Malls built in the 1990s now need costly digital overhauls; owners prefer brands that can pay higher rent per square metre.

Cineplace’s PER, approved in 2021, bought time but did not fix underlying debt, leading creditors—such as Algarve Shopping—to file for insolvency in January 2026.

Government Caught Between Heritage and the Market

Culture Minister Margarida Balseiro Lopes convened a working group in November to study “declassifications” and propose a rescue blueprint. The panel includes the Inspeção-Geral das Atividades Culturais (IGAC) and the ICA. While its conclusions are due by the end of March, the ministry already signalled two funding tools:

SCRI.PT programme – €350 M for film and audiovisual projects between 2026-2029, with €50 M annually earmarked for production and distribution.

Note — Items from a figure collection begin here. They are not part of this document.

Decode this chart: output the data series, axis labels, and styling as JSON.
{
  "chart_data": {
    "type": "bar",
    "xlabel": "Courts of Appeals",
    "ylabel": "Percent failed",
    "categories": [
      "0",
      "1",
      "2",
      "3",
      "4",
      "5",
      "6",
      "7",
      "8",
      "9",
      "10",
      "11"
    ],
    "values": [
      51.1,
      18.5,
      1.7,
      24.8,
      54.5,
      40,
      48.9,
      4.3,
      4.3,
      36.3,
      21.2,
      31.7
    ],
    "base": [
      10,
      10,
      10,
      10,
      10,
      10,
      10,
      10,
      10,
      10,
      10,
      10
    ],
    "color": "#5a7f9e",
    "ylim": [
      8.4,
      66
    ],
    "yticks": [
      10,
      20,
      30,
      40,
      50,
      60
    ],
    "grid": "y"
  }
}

A beefed-up Cultural Patronage regime raising corporate tax deductions to 1 % of turnover and a 140 % deduction multiplier for cinema donors.Industry insiders applaud the effort but warn that no fiscal incentive will persuade exhibitors to operate in sparsely populated areas without structural support such as rent relief or public-private programming partnerships.

What Viewers Can Do Now

Though the national network is thinning, film buffs still have options:

Check municipal theatres: many receive ICA grants to show Portuguese and European titles at reduced prices.

Explore cine-clubes – volunteer-run clubs in cities like Coimbra, Loulé or Viseu curate classics otherwise absent from commercial screens.

Keep an eye on itinerant cinema vans: revamped trucks with 4K projectors are popping up in inland villages under EU-backed cultural cohesion funds.

Looking Ahead

Every closure fuels the debate over whether cinema-going can remain a mass habit in Portugal or will morph into a niche pastime. Streaming may dominate living rooms, but communal viewing still carries social and economic value—especially for towns where a multiplex doubles as a community hub. The next few months will reveal whether the government’s task-force can craft a package robust enough to coax exhibitors back into underserved regions, or if the curtain has permanently fallen on the big screen for swathes of the country.